La vie de Louis Soutter, qui semblait vouée à ce qu'on appelle une « carrière réussie », est marquée par une rupture étrange, qui l'a retranché de la vie sociale, mais qui l'a amené à exprimer toute la richesse de son expérience intérieure. Né en 1871 à Morges, près de Lausanne, formé dans les ateliers parisiens de Jean-Paul Laurens et de Jean-Joseph Benjamin-Constant, Louis Soutter se trouve en 1900 richement nanti par un mariage apparemment heureux avec une jeune Américaine, et directeur du département des beaux-arts du Colorado College de Colorado Springs, où il enseigne la peinture. Quelques années plus tard, il abandonne tout, famille, carrière, richesse, et rentre en Suisse mener une existence de vagabond, qui aboutit en 1923 à son internement prématuré dans un asile de vieillards, à Ballaigues dans le Jura, où il passera les vingt dernières années de son existence. Il souffre de cette réclusion et fait fréquemment de longues fugues chez des amis ou des hôtes de fortune.

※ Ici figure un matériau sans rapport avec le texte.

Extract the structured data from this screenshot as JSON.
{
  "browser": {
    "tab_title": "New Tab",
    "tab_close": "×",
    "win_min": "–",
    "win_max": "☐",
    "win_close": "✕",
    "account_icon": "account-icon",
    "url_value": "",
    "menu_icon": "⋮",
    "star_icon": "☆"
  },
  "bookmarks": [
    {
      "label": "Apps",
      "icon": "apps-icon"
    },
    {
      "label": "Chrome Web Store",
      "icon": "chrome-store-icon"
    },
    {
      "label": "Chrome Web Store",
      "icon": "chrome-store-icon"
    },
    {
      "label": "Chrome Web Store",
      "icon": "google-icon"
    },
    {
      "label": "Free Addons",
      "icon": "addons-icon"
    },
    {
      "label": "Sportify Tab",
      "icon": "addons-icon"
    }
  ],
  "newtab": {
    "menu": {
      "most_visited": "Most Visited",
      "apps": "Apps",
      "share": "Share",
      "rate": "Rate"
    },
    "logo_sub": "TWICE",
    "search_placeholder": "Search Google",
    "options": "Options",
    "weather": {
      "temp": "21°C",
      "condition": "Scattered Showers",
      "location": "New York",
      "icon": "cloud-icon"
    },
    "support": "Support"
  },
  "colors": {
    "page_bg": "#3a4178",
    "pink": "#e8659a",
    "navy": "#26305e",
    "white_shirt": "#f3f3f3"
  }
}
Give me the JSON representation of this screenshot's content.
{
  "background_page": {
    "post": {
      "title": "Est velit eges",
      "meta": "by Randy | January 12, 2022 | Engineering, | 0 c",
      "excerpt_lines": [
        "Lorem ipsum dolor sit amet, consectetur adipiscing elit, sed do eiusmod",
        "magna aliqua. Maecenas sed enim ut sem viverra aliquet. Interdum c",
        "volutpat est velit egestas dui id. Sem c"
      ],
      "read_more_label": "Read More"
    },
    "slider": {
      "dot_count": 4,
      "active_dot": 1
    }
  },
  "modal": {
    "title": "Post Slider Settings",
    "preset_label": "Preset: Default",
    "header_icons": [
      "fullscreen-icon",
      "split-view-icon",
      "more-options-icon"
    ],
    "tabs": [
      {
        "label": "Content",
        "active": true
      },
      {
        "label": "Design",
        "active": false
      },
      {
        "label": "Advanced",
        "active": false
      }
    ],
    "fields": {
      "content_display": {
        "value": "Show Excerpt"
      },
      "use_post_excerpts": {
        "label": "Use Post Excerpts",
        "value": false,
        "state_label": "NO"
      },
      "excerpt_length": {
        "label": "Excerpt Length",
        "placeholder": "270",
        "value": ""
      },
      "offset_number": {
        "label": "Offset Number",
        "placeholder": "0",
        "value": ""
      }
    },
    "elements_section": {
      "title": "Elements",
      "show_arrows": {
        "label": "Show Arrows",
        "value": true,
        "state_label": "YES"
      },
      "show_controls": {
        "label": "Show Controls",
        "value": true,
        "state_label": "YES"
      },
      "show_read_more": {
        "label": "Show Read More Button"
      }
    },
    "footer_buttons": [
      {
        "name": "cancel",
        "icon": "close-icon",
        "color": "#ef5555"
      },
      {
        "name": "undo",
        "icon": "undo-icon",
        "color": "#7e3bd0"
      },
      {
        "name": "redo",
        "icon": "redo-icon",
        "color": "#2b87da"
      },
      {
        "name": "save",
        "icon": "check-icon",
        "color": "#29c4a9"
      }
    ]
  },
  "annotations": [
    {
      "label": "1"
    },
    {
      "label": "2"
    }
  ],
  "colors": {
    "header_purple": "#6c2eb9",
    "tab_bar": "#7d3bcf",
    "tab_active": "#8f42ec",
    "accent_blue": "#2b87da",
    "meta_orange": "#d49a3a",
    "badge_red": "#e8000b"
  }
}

Cette cassure se marque avec plus de force encore dans sa production graphique : Soutter rompt totalement avec la manière académique de ses années fortunées. Il recommence sur de tout autres bases, avec des moyens frustes, une œuvre intime, qui ne s'adresse plus qu'à lui-même, semble-t-il, dans le secret de cahiers d'écolier qu'il accumule dans sa chambre d'asile — et qu'on utilise parfois pour allumer le poêle... Il s'agit de compositions souvent énigmatiques, ressortissant à une mythologie noire où interfèrent des thèmes bibliques, lucifériens, dantesques ou shakespeariens. Soutter ne paraît pas en général préméditer ses sujets : il procède par fines textures, qui s'interpénètrent en déterminant des figures aléatoires auxquelles il donne un aboutissement figuratif. Un tel univers, caractérisé par des métamorphoses, des associations et des condensations formelles, obéit à la logique du rêve.

À partir de 1930, son cousin Le Corbusier, ainsi que Jean Giono et René Auberjonois, qui ont eu connaissance de […]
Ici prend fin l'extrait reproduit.